HT: Yes. That’s the only way to do it. Europe, of course, has arrived at this point of anger earlier than we have in the U.S. because they have more nationalized, monopolistic buyers. But Genzyme was just as successful, or more successful, in Europe on certain things than we were in the U.S. It was because people accepted that if you have something like the products we have, they will be high-cost. They wanted them, because they had the efficacy.

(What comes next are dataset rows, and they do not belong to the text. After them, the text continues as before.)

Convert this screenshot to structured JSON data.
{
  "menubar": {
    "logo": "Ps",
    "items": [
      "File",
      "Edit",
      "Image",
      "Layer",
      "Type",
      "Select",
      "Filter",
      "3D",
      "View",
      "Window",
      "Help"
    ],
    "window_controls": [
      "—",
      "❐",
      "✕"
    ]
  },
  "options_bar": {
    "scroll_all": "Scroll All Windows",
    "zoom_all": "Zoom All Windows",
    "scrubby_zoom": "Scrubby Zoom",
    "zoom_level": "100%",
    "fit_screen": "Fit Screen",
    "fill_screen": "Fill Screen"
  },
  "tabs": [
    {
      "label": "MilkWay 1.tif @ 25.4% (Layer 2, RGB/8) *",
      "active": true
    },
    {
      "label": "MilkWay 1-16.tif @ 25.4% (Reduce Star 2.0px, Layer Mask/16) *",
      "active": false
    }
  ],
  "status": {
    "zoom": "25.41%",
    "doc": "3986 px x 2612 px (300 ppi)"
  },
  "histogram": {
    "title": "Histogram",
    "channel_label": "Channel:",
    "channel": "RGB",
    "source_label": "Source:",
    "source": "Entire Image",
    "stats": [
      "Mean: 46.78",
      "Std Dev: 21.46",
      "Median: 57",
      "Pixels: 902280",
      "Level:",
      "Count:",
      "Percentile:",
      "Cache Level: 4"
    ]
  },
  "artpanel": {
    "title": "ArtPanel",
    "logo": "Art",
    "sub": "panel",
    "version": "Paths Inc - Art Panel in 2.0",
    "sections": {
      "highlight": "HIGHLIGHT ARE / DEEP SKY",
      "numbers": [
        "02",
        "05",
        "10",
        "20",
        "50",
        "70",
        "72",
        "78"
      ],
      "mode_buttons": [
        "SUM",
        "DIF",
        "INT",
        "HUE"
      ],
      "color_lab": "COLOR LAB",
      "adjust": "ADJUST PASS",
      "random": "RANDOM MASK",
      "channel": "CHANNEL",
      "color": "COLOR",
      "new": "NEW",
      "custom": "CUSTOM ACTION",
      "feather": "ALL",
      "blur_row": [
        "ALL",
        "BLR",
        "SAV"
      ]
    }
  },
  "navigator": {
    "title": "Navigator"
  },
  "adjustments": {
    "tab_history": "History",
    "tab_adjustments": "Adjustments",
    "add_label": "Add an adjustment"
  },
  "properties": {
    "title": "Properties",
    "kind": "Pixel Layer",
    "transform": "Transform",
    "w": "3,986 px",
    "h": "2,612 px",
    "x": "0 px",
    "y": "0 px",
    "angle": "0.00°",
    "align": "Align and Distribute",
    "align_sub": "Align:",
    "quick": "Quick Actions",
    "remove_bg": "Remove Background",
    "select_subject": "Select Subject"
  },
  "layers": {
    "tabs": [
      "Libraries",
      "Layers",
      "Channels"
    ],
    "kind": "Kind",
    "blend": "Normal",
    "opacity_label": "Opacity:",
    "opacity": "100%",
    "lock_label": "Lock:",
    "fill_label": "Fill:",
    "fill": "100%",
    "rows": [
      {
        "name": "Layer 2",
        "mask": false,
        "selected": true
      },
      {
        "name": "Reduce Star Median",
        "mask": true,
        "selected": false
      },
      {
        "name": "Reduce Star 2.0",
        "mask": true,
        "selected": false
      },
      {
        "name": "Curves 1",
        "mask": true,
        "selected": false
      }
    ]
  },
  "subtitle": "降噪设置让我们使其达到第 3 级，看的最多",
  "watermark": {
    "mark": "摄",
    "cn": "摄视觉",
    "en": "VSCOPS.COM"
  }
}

It doesn’t mean that questions don’t get asked continuously. Any buyer has the right to ask the question, “Are you giving me good value for what I’m paying?” That will never stop. It’s completely OK. The industry will be able to stand up to that challenge, as long as we can say, “Yes, we do provide good value, come and have a look at the data.”
It’s not a popularity contest. This is something where societies are working out their priorities. We just need to deliver.
X: Do you think some companies have overreached a bit on pricing of their drugs? You took a lot of heat for a lot of years over your pricing at Genzyme. But now you see lots of other companies coming out with similarly very high-priced drugs. They may or may not offer the same kind of value. Is the industry running the risk of going too far on price?
HT: If you are not delivering value, you will lose. You cannot win. It’s only a matter of time. At Genzyme, we had records of making sure we delivered value. We were able to sustain it everywhere, in Europe, in Brazil, in Russia. We invited the question. I’d go personally there, and be challenged many times. I thought that was completely OK, completely normal for any society to deal with this question. Any company afraid of that, that feels they can’t quite make the case, ought to be careful. You won’t be able to sustain the product. I can’t generically make a statement that the industry is going this way, but there are cases—which you and I both know—where you say, “Wow, that’s a tough case to make” for a given drug.
X: Drug R&D seems to be stuck in a rut, where there’s too much time, money, and risk involved to be sustainable in many therapeutic categories. Do you see any technology coming along, or any real change in the system, that will make drug R&D more efficient?
HT: Yes, absolutely. You can see it happening. The timelines of some of the highly specific care products are shortened. The FDA is putting in different activities to make these kinds of products go through faster. The Vertex drug went through very fast for cystic fibrosis. The statistics are completely different. There was good evidence, very good evidence, both of a willingness to act, and a willingness to look at a diagnostic component. But we are in the early stages of it.
We are not in a rut. That’s the wrong way to look at it. In my vocabulary, a rut means that you don’t know quite where to go. We are in a transition. It’s moving from many decades of broad-based wellness drugs that have done extremely well. Things like Lipitor, and so on. The cash is now moving to much more specific disease situations.
New companies have a chance there. Large companies don’t have a natural competitive advantage here. They have the money. That’s a big advantage. But they don’t have the organizational advantage. They [Big Pharma] are applying—and I think AstraZeneca is a good example—they are applying many of their resources to the outside and reducing their inside R&D investment.